El puente cruza muy próximo a la desembocadura del río Besós que fenece en el mar cortejado fúnebremente por una planta de tratamiento de residuos y en la otra orilla, una pista asfaltada para bicicletas. De hecho, hace decenas de kilómetros arriba que ha muerto el río. Es sólo un líquido insalubre y pestilente.
Y en bicicleta avanza el hombre por el puente, cargando en la espalda la mochila y el calor acumulado de un par de horas de baño de agua y sol en la playa. Ir en bicicleta es bueno cuando hace calor, la velocidad hace del sudor un aire fresco que invita a pedalear sin parar. Él piensa que cuanto más rápido va, menos tiempo tiene que soportar la fealdad que le rodea.

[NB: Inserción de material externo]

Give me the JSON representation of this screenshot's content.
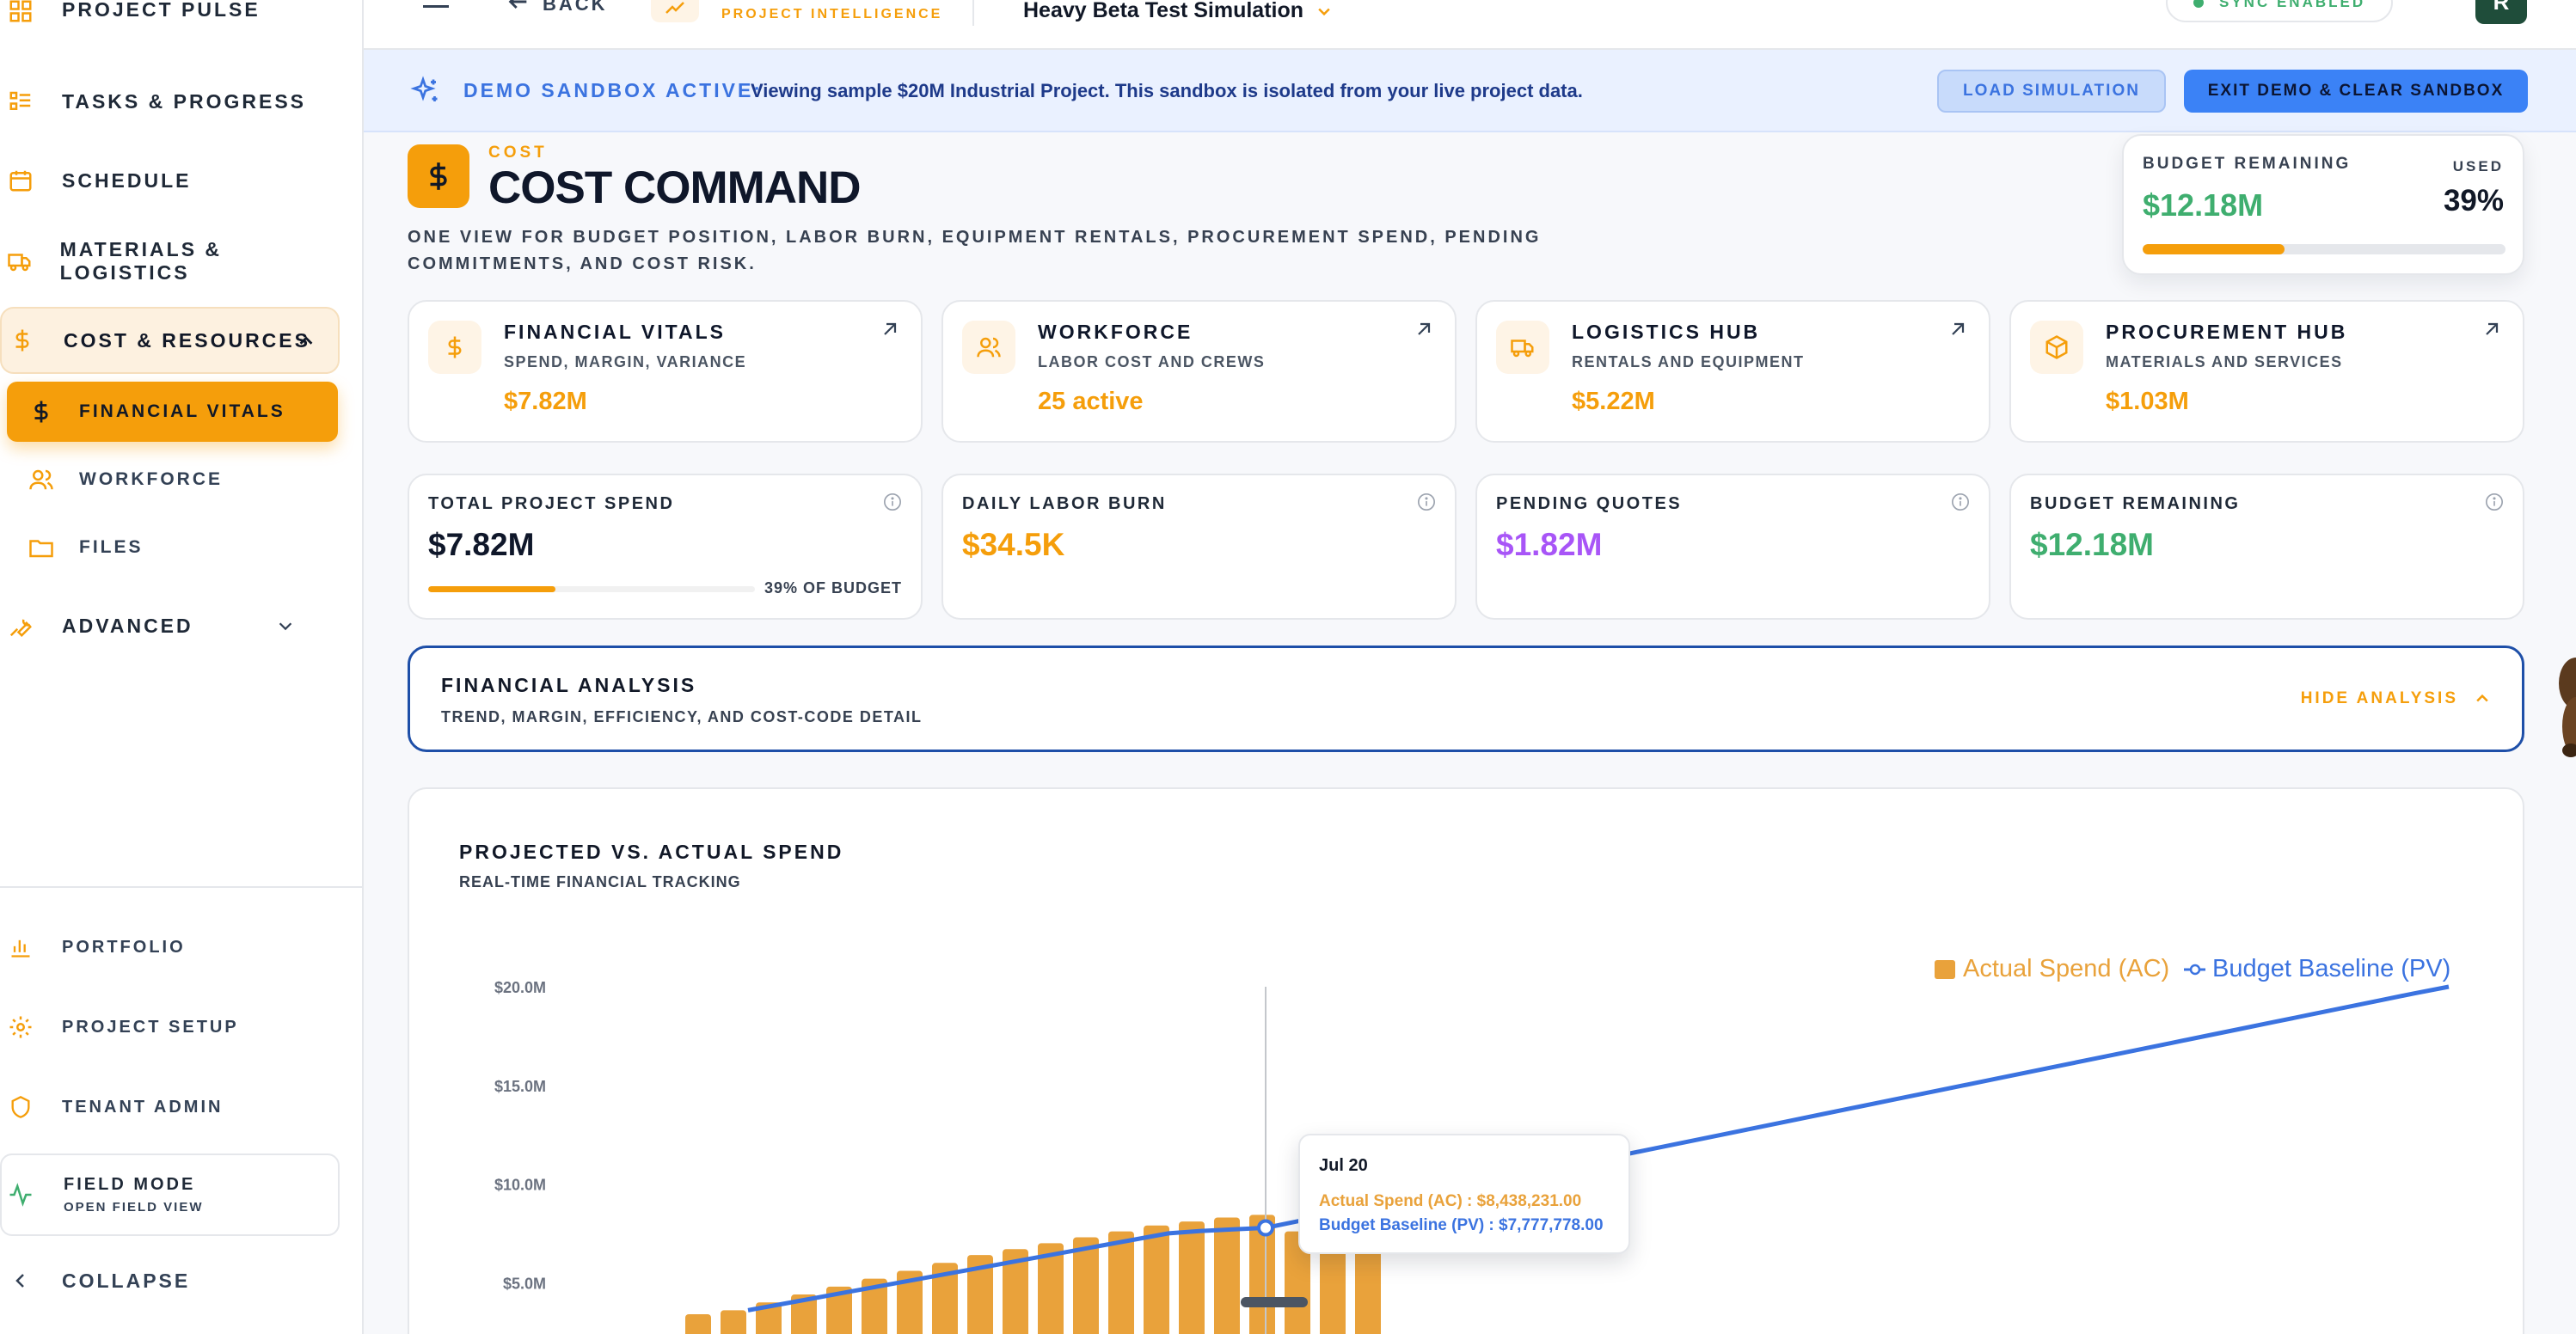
{
  "sidebar": {
    "top_items": [
      {
        "label": "PROJECT PULSE",
        "icon": "grid-icon"
      },
      {
        "label": "TASKS & PROGRESS",
        "icon": "list-icon"
      },
      {
        "label": "SCHEDULE",
        "icon": "calendar-icon"
      },
      {
        "label": "MATERIALS & LOGISTICS",
        "icon": "truck-icon"
      }
    ],
    "group": {
      "label": "COST & RESOURCES",
      "icon": "dollar-icon"
    },
    "sub_items": [
      {
        "label": "FINANCIAL VITALS",
        "icon": "dollar-icon"
      },
      {
        "label": "WORKFORCE",
        "icon": "users-icon"
      },
      {
        "label": "FILES",
        "icon": "folder-icon"
      }
    ],
    "advanced": {
      "label": "ADVANCED",
      "icon": "wrench-icon"
    },
    "bottom_items": [
      {
        "label": "PORTFOLIO",
        "icon": "bar-chart-icon"
      },
      {
        "label": "PROJECT SETUP",
        "icon": "gear-icon"
      },
      {
        "label": "TENANT ADMIN",
        "icon": "shield-icon"
      }
    ],
    "field_mode": {
      "label": "FIELD MODE",
      "sub": "OPEN FIELD VIEW"
    },
    "collapse": "COLLAPSE"
  },
  "topbar": {
    "back": "BACK",
    "brand_sub": "PROJECT INTELLIGENCE",
    "project": "Heavy Beta Test Simulation",
    "sync": "SYNC ENABLED",
    "avatar": "R"
  },
  "banner": {
    "title": "DEMO SANDBOX ACTIVE:",
    "text": "Viewing sample $20M Industrial Project. This sandbox is isolated from your live project data.",
    "load_btn": "LOAD SIMULATION",
    "exit_btn": "EXIT DEMO & CLEAR SANDBOX"
  },
  "header": {
    "eyebrow": "COST",
    "title": "COST COMMAND",
    "desc_line1": "ONE VIEW FOR BUDGET POSITION, LABOR BURN, EQUIPMENT RENTALS, PROCUREMENT SPEND, PENDING",
    "desc_line2": "COMMITMENTS, AND COST RISK."
  },
  "budget_widget": {
    "label": "BUDGET REMAINING",
    "value": "$12.18M",
    "used_label": "USED",
    "used_value": "39%",
    "used_fraction": 0.39
  },
  "hubs": [
    {
      "title": "FINANCIAL VITALS",
      "sub": "SPEND, MARGIN, VARIANCE",
      "value": "$7.82M",
      "icon": "dollar-icon"
    },
    {
      "title": "WORKFORCE",
      "sub": "LABOR COST AND CREWS",
      "value": "25 active",
      "icon": "users-icon"
    },
    {
      "title": "LOGISTICS HUB",
      "sub": "RENTALS AND EQUIPMENT",
      "value": "$5.22M",
      "icon": "truck-icon"
    },
    {
      "title": "PROCUREMENT HUB",
      "sub": "MATERIALS AND SERVICES",
      "value": "$1.03M",
      "icon": "box-icon"
    }
  ],
  "kpis": [
    {
      "label": "TOTAL PROJECT SPEND",
      "value": "$7.82M",
      "color": "#0f172a",
      "note": "39% OF BUDGET",
      "fraction": 0.39
    },
    {
      "label": "DAILY LABOR BURN",
      "value": "$34.5K",
      "color": "#f59e0b"
    },
    {
      "label": "PENDING QUOTES",
      "value": "$1.82M",
      "color": "#a855f7"
    },
    {
      "label": "BUDGET REMAINING",
      "value": "$12.18M",
      "color": "#3fae6f"
    }
  ],
  "analysis": {
    "title": "FINANCIAL ANALYSIS",
    "sub": "TREND, MARGIN, EFFICIENCY, AND COST-CODE DETAIL",
    "toggle": "HIDE ANALYSIS"
  },
  "chart_panel": {
    "title": "PROJECTED VS. ACTUAL SPEND",
    "sub": "REAL-TIME FINANCIAL TRACKING",
    "tooltip": {
      "date": "Jul 20",
      "ac": "Actual Spend (AC) : $8,438,231.00",
      "pv": "Budget Baseline (PV) : $7,777,778.00"
    }
  },
  "chart_data": {
    "type": "bar",
    "title": "PROJECTED VS. ACTUAL SPEND",
    "ylim": [
      0,
      20000000
    ],
    "yticks": [
      "$5.0M",
      "$10.0M",
      "$15.0M",
      "$20.0M"
    ],
    "ytick_values": [
      5000000,
      10000000,
      15000000,
      20000000
    ],
    "legend_position": "top-right",
    "series": [
      {
        "name": "Actual Spend (AC)",
        "kind": "bar",
        "color": "#e9a23b",
        "values": [
          3400000,
          3600000,
          4000000,
          4400000,
          4800000,
          5200000,
          5600000,
          6000000,
          6400000,
          6700000,
          7000000,
          7300000,
          7600000,
          7900000,
          8100000,
          8300000,
          8438231,
          7600000,
          7600000,
          7600000
        ]
      },
      {
        "name": "Budget Baseline (PV)",
        "kind": "line",
        "color": "#3b73e0",
        "values": [
          3600000,
          3900000,
          4200000,
          4500000,
          4800000,
          5100000,
          5400000,
          5700000,
          6000000,
          6300000,
          6600000,
          6900000,
          7200000,
          7500000,
          7620000,
          7700000,
          7777778,
          8140000,
          8500000,
          8860000,
          9220000,
          9580000,
          9940000,
          10300000,
          10660000,
          11020000,
          11380000,
          11740000,
          12100000,
          12460000,
          12820000,
          13180000,
          13540000,
          13900000,
          14260000,
          14620000,
          14980000,
          15340000,
          15700000,
          16060000,
          16420000,
          16780000,
          17140000,
          17500000,
          17860000,
          18220000,
          18580000,
          18940000,
          19300000,
          19660000,
          20000000
        ]
      }
    ],
    "highlight_index": 16
  },
  "colors": {
    "accent": "#f59e0b",
    "blue": "#3b73e0",
    "green": "#3fae6f",
    "purple": "#a855f7"
  }
}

Su hijo va detrás, un poco alejado, porque se toma las cosas con más calma que su padre. Porque es joven y aún tiene que descubrir cosas que a la larga, desearía no haber descubierto. Tal vez sea consciente que le queda más tiempo que a su padre y no le apetece morir tan rápido. Su padre siempre tiene prisa.
El padre piensa que la ilusión de su hijo tiene el mismo final que el río muerto, sólo que su hijo es infinitamente más importante, y lo ama hasta tal punto, que jamás inventará una mentira por dolorosa que sea la verdad, no se merecen engaños pueriles las personas a quien amas. O afirmas cosas que se cumplirán, o callas para no mentir. Las mentiras son para los demás, como un “buenos días” al vecino. Como un beso falso a la mujer que no quieres.
No se puede mentir en las cosas importantes a quien amas, deben saber que ya estás en el lado oscuro, y cuando ellos lleguen, tú estarás ahí para decirles que todo va bien a pesar de la puta pena de sentirse preso en el mundo. Que sonreiréis juntos ante la puta vida. Con dos cojones.
Y ojalá no lleguen a la zona oscura, donde se sentirán tan solos que encontrar el amor constituirá la más épica y cruenta de las batallas de su vida. Habrá un desgaste importante. Y es importante estar en tierra yerma con ellos. Que no se sientan solos como él se siente agua que corre muerta.
En mitad del puente, con el cadáver vertiéndose a si mismo al mar y el horizonte marcando el fin del mundo, el hombre afloja la marcha.
En la orilla izquierda, cerca de la pista de asfalto, se encuentra inmóvil con las patas metidas en el agua, una grulla negra. O parece negra, porque el sol de mediodía mata los colores de la misma forma que arranca hirviendo feos e inútiles espejismos del asfalto. El contraluz, paradójicamente, lo hace todo oscuro.
Es incongruente que en el lugar más feo del planeta, un bello animal estilizado y negro como el pelaje del diablo, haya decidido descansar.
O es un ser con mala suerte, o con un gusto pésimo.
Dicen que las grullas viajan en bandadas y que forman parejas que duran toda la vida. Eternas.
Aquel animal solitario, quieto como una estatua, está lejos de todo lo que es su mundo, lejos de la bandada, lejos de su pareja, lejos de la vida. Lejos de un lugar digno donde mojar sus patas.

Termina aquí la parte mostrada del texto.